By The Nation
For the most part, younger vehicles seamlessly filled the gaps left when, for safety reasons, some 1,000 vans were ordered taken out of service for public transportation.
Victory Monument is the capital’s main hub for catching a van around the city or upcountry and teems with vehicles and commuters.
Operators and drivers of decade-old vans deemed “expired” have not given up the fight to stay in business.
They were gathered at the Administrative Court on Monday morning to hear the judge’s verdict on their request for an emergency trial to force the Department of Land Transport to let them stay on the roads.
That decision had not been reported as of press time.
Janya Sumsap, who runs the Tor 85 van service, said only eight of her 38 vehicles were older than 10 years so the ban itself had little effect on her business.
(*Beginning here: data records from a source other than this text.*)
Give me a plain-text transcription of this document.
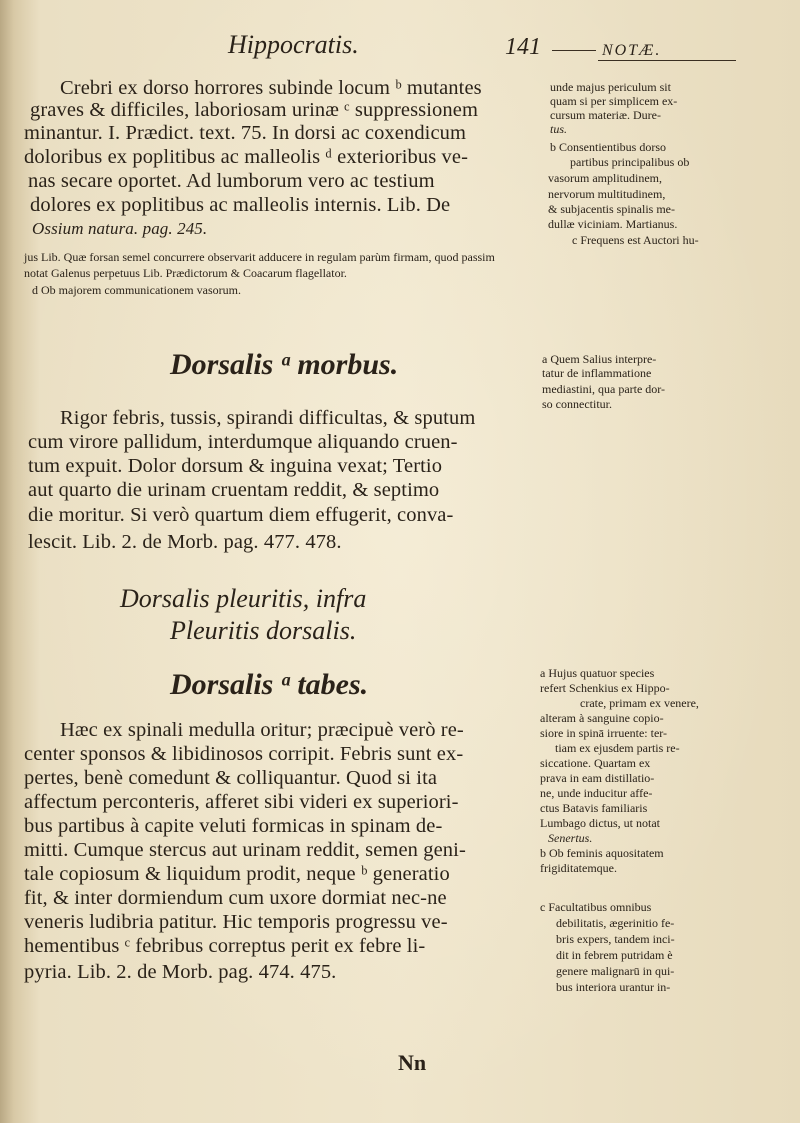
Hippocratis.	141	NOTÆ.
Crebri ex dorso horrores subinde locum ᵇ mutantes
graves & difficiles, laboriosam urinæ ᶜ suppressionem
minantur. I. Prædict. text. 75. In dorsi ac coxendicum
doloribus ex poplitibus ac malleolis ᵈ exterioribus ve-
nas secare oportet. Ad lumborum vero ac testium
dolores ex poplitibus ac malleolis internis. Lib. De
Ossium natura. pag. 245.
unde majus periculum sit
quam si per simplicem ex-
cursum materiæ. Dure-
tus.
b Consentientibus dorso
partibus principalibus ob
vasorum amplitudinem,
nervorum multitudinem,
& subjacentis spinalis me-
dullæ viciniam. Martianus.
c Frequens est Auctori hu-
jus Lib. Quæ forsan semel concurrere observarit adducere in regulam parùm firmam, quod passim
notat Galenus perpetuus Lib. Prædictorum & Coacarum flagellator.
d Ob majorem communicationem vasorum.
Dorsalis ᵃ morbus.	a Quem Salius interpre-
tatur de inflammatione
mediastini, qua parte dor-
so connectitur.
Rigor febris, tussis, spirandi difficultas, & sputum
cum virore pallidum, interdumque aliquando cruen-
tum expuit. Dolor dorsum & inguina vexat; Tertio
aut quarto die urinam cruentam reddit, & septimo
die moritur. Si verò quartum diem effugerit, conva-
lescit. Lib. 2. de Morb. pag. 477. 478.
Dorsalis pleuritis, infra
Pleuritis dorsalis.
Dorsalis ᵃ tabes.	a Hujus quatuor species
refert Schenkius ex Hippo-
crate, primam ex venere,
alteram à sanguine copio-
siore in spinā irruente: ter-
tiam ex ejusdem partis re-
siccatione. Quartam ex
prava in eam distillatio-
ne, unde inducitur affe-
ctus Batavis familiaris
Lumbago dictus, ut notat
Senertus.
b Ob feminis aquositatem
frigiditatemque.
c Facultatibus omnibus
debilitatis, ægerinitio fe-
bris expers, tandem inci-
dit in febrem putridam è
genere malignarū in qui-
bus interiora urantur in-
Hæc ex spinali medulla oritur; præcipuè verò re-
center sponsos & libidinosos corripit. Febris sunt ex-
pertes, benè comedunt & colliquantur. Quod si ita
affectum perconteris, afferet sibi videri ex superiori-
bus partibus à capite veluti formicas in spinam de-
mitti. Cumque stercus aut urinam reddit, semen geni-
tale copiosum & liquidum prodit, neque ᵇ generatio
fit, & inter dormiendum cum uxore dormiat nec-ne
veneris ludibria patitur. Hic temporis progressu ve-
hementibus ᶜ febribus correptus perit ex febre li-
pyria. Lib. 2. de Morb. pag. 474. 475.
Nn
But many commuters mistakenly believed that all vans would be banned, she said, so there was a noticeable drop in the number of passengers on Monday.
She put only 25 of her remaining 30 vans on the road that morning.
Bangkok University student Jitjutha Dantua said the reduced number of vans would affect her usual commute to and from school.
Apisamai Wimuktayan said she used the vans two or three times a week getting to and from home in the Lat Krabang area – a 45-minute ride compared to the three hours it takes by bus.
Apisamai agreed with the ban on older vans, but said the authorities should add more new vans to maintain the number available.
During the transition period, the Bangkok Mass Transit Authority has air-conditioned buses plying six routes at the same fare rate charged by vans.
There are currently 10 extra buses running between Min Buri and Chatuchak, Min Buri and Pakkred, Min Buri and Future Park Rangsit and the Victory Monument and Thammasat University Rangsit, 20 between the Victory Monument and Future Park Rangsit, and five between the Victory Monument and Muang Thong Thani.